Den neunten Platz sicherte sich Pierre Gasly, der meist abseits der Kameras ein ebenfalls starkes Rennen ablieferte. Seine Performance dürfte auch für ihn persönlich nicht ganz unwichtig gewesen, denn es gibt Gerüchte, dass Alpine bei Alpha Tauri angeklopft hat, um Gasly aus seinem Vertrag auszulösen. Tatsächlich würde die Verpflichtung Sinn ergeben, denn Gasly sollte nach seiner katastrophalen Saison bei Red Bull erneut eine Chance in einem guten Team bekommen. Den Platz von Gasly könnte Colton Herta einnehmen, an dem Red Bull angeblich großes Interesse hat.

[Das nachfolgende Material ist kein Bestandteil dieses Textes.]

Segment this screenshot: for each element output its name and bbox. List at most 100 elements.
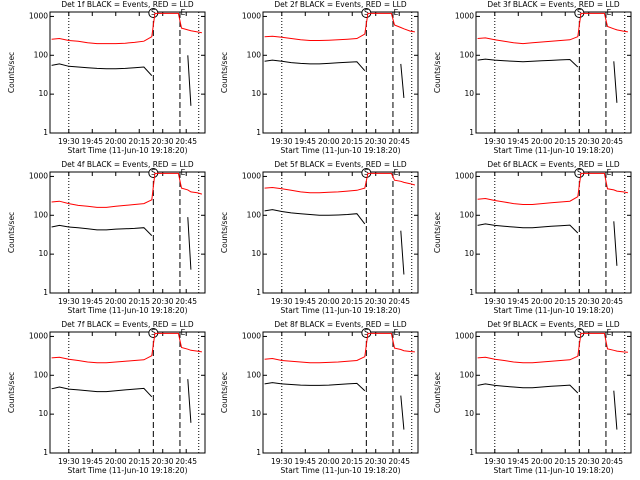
panel: Det 2f BLACK = Events, RED = LLD 1 10 100 10… <box>220 0 419 155</box>
marker-label: S <box>364 328 369 337</box>
marker-label: E <box>607 168 612 177</box>
x-tick-label: 20:45 <box>601 137 623 146</box>
x-tick-label: 20:30 <box>578 297 600 306</box>
y-axis-label: Counts/sec <box>220 212 229 253</box>
x-tick-label: 20:30 <box>578 137 600 146</box>
marker-label: E <box>394 168 399 177</box>
y-tick-label: 1000 <box>242 331 261 340</box>
marker-label: S <box>364 8 369 17</box>
y-tick-label: 1 <box>256 448 261 457</box>
y-tick-label: 1000 <box>455 171 474 180</box>
x-tick-label: 20:30 <box>365 137 387 146</box>
y-tick-label: 1000 <box>455 11 474 20</box>
series-line <box>51 379 192 423</box>
y-tick-label: 1 <box>469 288 474 297</box>
x-axis-label: Start Time (11-Jun-10 19:18:20) <box>68 466 188 475</box>
marker-label: E <box>181 328 186 337</box>
x-tick-label: 20:15 <box>341 297 363 306</box>
y-tick-label: 100 <box>34 210 49 219</box>
marker-label: S <box>151 328 156 337</box>
x-tick-label: 19:30 <box>271 297 293 306</box>
y-tick-label: 1 <box>43 448 48 457</box>
x-tick-label: 20:15 <box>128 297 150 306</box>
x-tick-label: 20:45 <box>601 297 623 306</box>
series-line <box>264 209 405 275</box>
x-tick-label: 19:45 <box>81 137 103 146</box>
x-axis-label: Start Time (11-Jun-10 19:18:20) <box>281 306 401 315</box>
x-tick-label: 19:30 <box>58 457 80 466</box>
y-tick-label: 1000 <box>29 11 48 20</box>
x-tick-label: 19:45 <box>507 457 529 466</box>
y-tick-label: 1000 <box>242 171 261 180</box>
marker-label: S <box>577 328 582 337</box>
x-tick-label: 20:45 <box>388 137 410 146</box>
panel: Det 4f BLACK = Events, RED = LLD 1 10 100 10… <box>7 160 206 315</box>
plot-frame <box>49 171 206 294</box>
plot-frame <box>262 331 419 454</box>
plot-frame <box>475 11 632 134</box>
marker-label: E <box>394 328 399 337</box>
chart-title: Det 4f BLACK = Events, RED = LLD <box>61 160 194 169</box>
series-line <box>51 332 202 364</box>
series-line <box>477 383 618 430</box>
x-tick-label: 19:45 <box>507 297 529 306</box>
x-tick-label: 19:45 <box>294 457 316 466</box>
x-axis-label: Start Time (11-Jun-10 19:18:20) <box>494 306 614 315</box>
plot-frame <box>475 171 632 294</box>
x-tick-label: 20:00 <box>318 457 340 466</box>
y-tick-label: 10 <box>38 249 48 258</box>
series-line <box>51 217 192 270</box>
chart-title: Det 5f BLACK = Events, RED = LLD <box>274 160 407 169</box>
series-line <box>477 58 618 103</box>
y-tick-label: 1 <box>43 128 48 137</box>
x-tick-label: 20:00 <box>318 137 340 146</box>
panel: Det 5f BLACK = Events, RED = LLD 1 10 100 10… <box>220 160 419 315</box>
marker-label: S <box>577 168 582 177</box>
x-tick-label: 20:15 <box>341 137 363 146</box>
x-tick-label: 20:15 <box>128 457 150 466</box>
x-tick-label: 20:00 <box>105 297 127 306</box>
series-line <box>477 221 618 266</box>
panel: Det 1f BLACK = Events, RED = LLD 1 10 100 10… <box>7 0 206 155</box>
series-line <box>477 12 628 45</box>
x-tick-label: 19:45 <box>81 297 103 306</box>
x-tick-label: 20:00 <box>318 297 340 306</box>
x-tick-label: 20:30 <box>152 457 174 466</box>
chart-title: Det 9f BLACK = Events, RED = LLD <box>487 320 620 329</box>
chart-title: Det 2f BLACK = Events, RED = LLD <box>274 0 407 9</box>
series-line <box>51 12 202 45</box>
series-line <box>264 382 405 430</box>
plot-frame <box>262 11 419 134</box>
x-tick-label: 20:00 <box>531 457 553 466</box>
y-tick-label: 100 <box>247 50 262 59</box>
panel: Det 8f BLACK = Events, RED = LLD 1 10 100 10… <box>220 320 419 475</box>
marker-label: S <box>151 168 156 177</box>
y-tick-label: 100 <box>247 210 262 219</box>
panel: Det 6f BLACK = Events, RED = LLD 1 10 100 10… <box>433 160 632 315</box>
x-tick-label: 20:45 <box>175 297 197 306</box>
x-axis-label: Start Time (11-Jun-10 19:18:20) <box>281 466 401 475</box>
chart-title: Det 3f BLACK = Events, RED = LLD <box>487 0 620 9</box>
y-tick-label: 100 <box>460 370 475 379</box>
y-tick-label: 10 <box>251 249 261 258</box>
x-tick-label: 19:30 <box>58 137 80 146</box>
y-tick-label: 10 <box>251 409 261 418</box>
series-line <box>264 12 415 41</box>
x-tick-label: 20:45 <box>601 457 623 466</box>
panel: Det 3f BLACK = Events, RED = LLD 1 10 100 10… <box>433 0 632 155</box>
x-tick-label: 19:30 <box>484 137 506 146</box>
x-tick-label: 19:45 <box>507 137 529 146</box>
chart-title: Det 1f BLACK = Events, RED = LLD <box>61 0 194 9</box>
y-tick-label: 1000 <box>455 331 474 340</box>
x-tick-label: 19:45 <box>294 137 316 146</box>
y-tick-label: 100 <box>460 50 475 59</box>
x-tick-label: 19:30 <box>484 457 506 466</box>
y-tick-label: 1 <box>256 128 261 137</box>
series-line <box>477 332 628 364</box>
plot-frame <box>49 331 206 454</box>
marker-label: S <box>364 168 369 177</box>
x-tick-label: 20:45 <box>175 137 197 146</box>
x-tick-label: 20:30 <box>365 297 387 306</box>
x-tick-label: 20:30 <box>578 457 600 466</box>
y-tick-label: 100 <box>460 210 475 219</box>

Den letzten Punkt schnappte sich Alex Albon im Williams. Der hatte in der Quali alle überrascht und landete auf P6. Es war klar, dass er den Platz nicht würde halten können, aber das er es noch in die Punkte schaffte, war dann schon etwas überraschend. Der Williams war in Spa besonders im ersten Sektor stark, wo Albon teilweise Bestzeiten setzte. Williams ist deutlich auf dem Weg nach oben.

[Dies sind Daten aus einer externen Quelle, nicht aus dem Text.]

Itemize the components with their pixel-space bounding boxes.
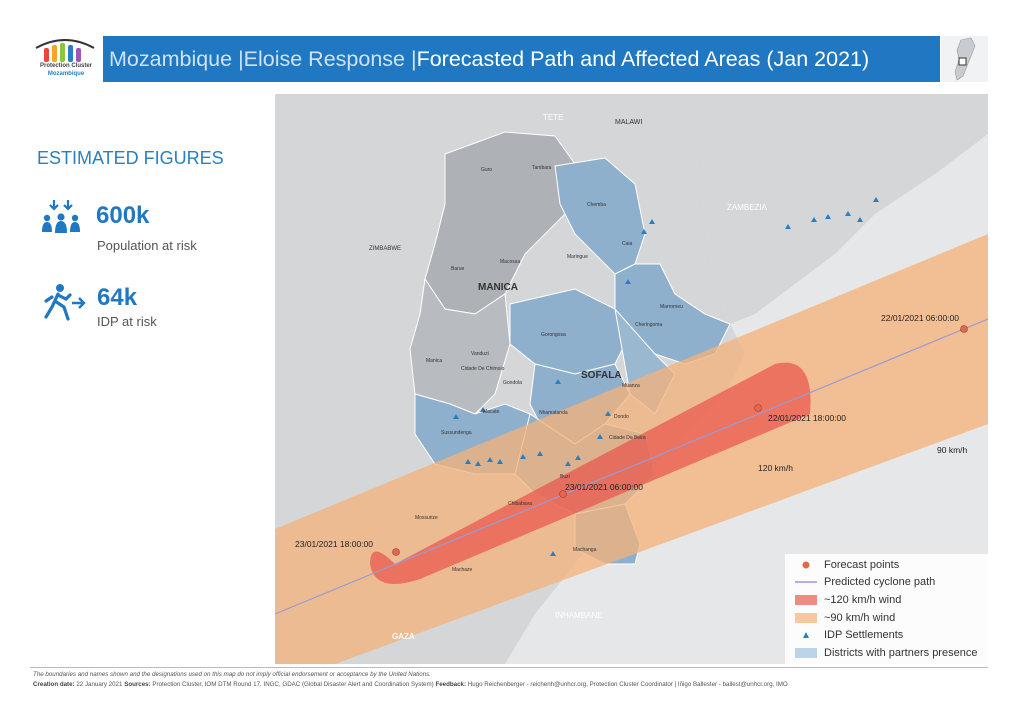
district-label: Dondo: [614, 414, 629, 420]
estimated-figures-heading: ESTIMATED FIGURES: [37, 148, 224, 168]
cyclone-map: TETE MALAWI ZAMBEZIA ZIMBABWE INHAMBANE …: [275, 94, 988, 664]
district-labels: Guro Tambara Chemba Caia Barue Macossa M…: [415, 165, 683, 573]
district-label: Manica: [426, 358, 442, 364]
forecast-label: 22/01/2021 18:00:00: [768, 413, 846, 423]
forecast-point: [754, 404, 762, 412]
land-north: [605, 94, 988, 324]
district-label: Chibabava: [508, 501, 532, 507]
district-label: Mossurize: [415, 515, 438, 521]
legend-label: ~90 km/h wind: [824, 611, 896, 624]
map-canvas: TETE MALAWI ZAMBEZIA ZIMBABWE INHAMBANE …: [275, 94, 988, 664]
district-label: Cidade De Chimoio: [461, 366, 505, 372]
population-at-risk-label: Population at risk: [97, 238, 197, 253]
label-sofala: SOFALA: [581, 370, 622, 381]
district-label: Caia: [622, 241, 633, 247]
wind-120-label: 120 km/h: [758, 463, 793, 473]
district-label: Cheringoma: [635, 322, 662, 328]
disclaimer-text: The boundaries and names shown and the d…: [33, 671, 431, 678]
sources-label: Sources:: [124, 681, 151, 688]
predicted-path-line: [275, 318, 988, 615]
legend-item: ~90 km/h wind: [794, 609, 988, 627]
district-label: Gondola: [503, 380, 522, 386]
idp-running-icon: [42, 283, 86, 323]
legend-item: Districts with partners presence: [794, 644, 988, 662]
legend-item: Forecast points: [794, 556, 988, 574]
wind-90-swatch: [794, 612, 818, 624]
forecast-point: [960, 325, 968, 333]
title-main: Forecasted Path and Affected Areas (Jan …: [416, 46, 870, 71]
wind-120-swatch: [794, 594, 818, 606]
district-label: Gorongosa: [541, 332, 566, 338]
legend-label: IDP Settlements: [824, 629, 904, 642]
district-label: Machaze: [452, 567, 473, 573]
district-label: Macate: [483, 409, 500, 415]
feedback-text: Hugo Reichenberger - reichenh@unhcr.org,…: [467, 681, 788, 688]
legend-item: ~120 km/h wind: [794, 591, 988, 609]
label-zambezia: ZAMBEZIA: [727, 203, 768, 212]
district-label: Guro: [481, 167, 492, 173]
district-label: Machanga: [573, 547, 597, 553]
credits-text: Creation date: 22 January 2021 Sources: …: [33, 681, 988, 688]
locator-map: [941, 36, 988, 82]
legend-item: Predicted cyclone path: [794, 574, 988, 592]
legend-label: Predicted cyclone path: [824, 576, 936, 589]
logo-text: Protection Cluster: [39, 63, 92, 69]
population-at-risk-value: 600k: [96, 202, 150, 229]
forecast-label: 22/01/2021 06:00:00: [881, 313, 959, 323]
partner-district-swatch: [794, 647, 818, 659]
district-label: Maringue: [567, 254, 588, 260]
page-title: Mozambique |Eloise Response | Forecasted…: [103, 36, 940, 82]
logo-subtext: Mozambique: [47, 71, 85, 77]
logo-figures-icon: [35, 39, 95, 62]
creation-date-label: Creation date:: [33, 681, 75, 688]
district-label: Buzi: [560, 474, 570, 480]
district-label: Chemba: [587, 202, 606, 208]
district-label: Muanza: [622, 383, 640, 389]
title-prefix: Mozambique |Eloise Response |: [109, 46, 417, 71]
forecast-point-icon: [794, 559, 818, 571]
feedback-label: Feedback:: [435, 681, 467, 688]
legend-label: Forecast points: [824, 558, 900, 571]
map-legend: Forecast points Predicted cyclone path ~…: [794, 556, 988, 662]
forecast-label: 23/01/2021 18:00:00: [295, 539, 373, 549]
idp-at-risk-label: IDP at risk: [97, 314, 157, 329]
label-tete: TETE: [543, 113, 563, 122]
district-label: Sussundenga: [441, 430, 472, 436]
wind-90-label: 90 km/h: [937, 445, 968, 455]
label-inhambane: INHAMBANE: [555, 611, 603, 620]
idp-settlements: [453, 197, 879, 556]
district-label: Barue: [451, 266, 465, 272]
idp-settlement-icon: [794, 629, 818, 641]
forecast-labels: 22/01/2021 06:00:00 22/01/2021 18:00:00 …: [295, 313, 959, 549]
label-gaza: GAZA: [392, 632, 415, 641]
district-label: Cidade Da Beira: [609, 435, 646, 441]
district-label: Nhamatanda: [539, 410, 568, 416]
district-label: Vanduzi: [471, 351, 489, 357]
forecast-label: 23/01/2021 06:00:00: [565, 482, 643, 492]
legend-label: ~120 km/h wind: [824, 593, 902, 606]
idp-at-risk-value: 64k: [97, 284, 138, 311]
label-manica: MANICA: [478, 282, 518, 293]
district-label: Marromeu: [660, 304, 683, 310]
label-malawi: MALAWI: [615, 119, 642, 126]
footer-divider: [30, 667, 988, 668]
district-label: Tambara: [532, 165, 552, 171]
sources-text: Protection Cluster, IOM DTM Round 17, IN…: [152, 681, 434, 688]
district-manica-central: [409, 277, 511, 415]
population-icon: [40, 198, 84, 238]
protection-cluster-logo: [30, 34, 100, 84]
label-zimbabwe: ZIMBABWE: [369, 246, 401, 252]
forecast-point: [392, 548, 400, 556]
creation-date: 22 January 2021: [76, 681, 123, 688]
forecast-point: [559, 490, 567, 498]
locator-map-icon: [954, 37, 976, 81]
legend-backdrop: [785, 554, 988, 664]
district-label: Macossa: [500, 259, 520, 265]
path-line-icon: [794, 576, 818, 588]
legend-item: IDP Settlements: [794, 626, 988, 644]
legend-label: Districts with partners presence: [824, 646, 978, 659]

Nichts zu sehen war am Wochenende von McLaren, obwohl diese für Spa (und Monza) ein aggressives Update mitgebracht hatten, das besonders den Topspeed verbessern sollte. Zu sehen war davon allerdings nichts. Norris musste wegen seines Motorwechsels von hinten starten, Ricciardo, in Q2 ausgeschieden, stand zu Beginn immerhin auf P7. Doch die Position konnte er nicht halten. Seine Pace war miserabel und am Ende lag er auch noch drei Sekunden hinter Norris. Vielleicht fehlt dem Australier auch die Motivation nach seinem Rauswurf bei McLaren. Aber Norris war auch nicht viel schneller. Er tauchte nur in den Punkten auf, weil McLaren ihn etwas länger draußen ließ, lag dann, nach Bereinigung der Reihenfolge, wieder außerhalb der Punkten, wo er auch blieb.

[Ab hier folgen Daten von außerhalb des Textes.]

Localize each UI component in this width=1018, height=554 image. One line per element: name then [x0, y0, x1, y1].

Die WM ist nach dem Rennen schon fast entschieden. Verstappen hat 98 Punkte auf Leclerc, der zudem P2 in der WM an Sergio Perez verloren hat. In der Team-WM sind es 117 Punkte, die Trophäe kann Red Bull schon mal reservieren. Aufpassen muss Ferrari zudem auf Mercedes. Die haben zwar in Spa etwas Punkte verloren, aber 49 Punkte sind jetzt kein bequemer Vorsprung.
Nächste Woche geht es schon weiter, dann startet die F1 in Zandvoort. Red Bull behauptet, dass hier nicht so gut sein wird, da dem Auto enge, mittelschnelle Strecke nicht so gut liegen würden. Allerdings hat man in Ungarn auch gewonnen, also sollte man die Aussage mit Vorsicht genießen. Danach folgt mit Monza dann wieder eine Strecke, wo Red Bull schwer zu schlagen sein wird. Schaut man sich das restliche Programm an, gibt es mit Singapur eigentlich nur eine Strecke, auf der der Red Bull angreifbar sollte.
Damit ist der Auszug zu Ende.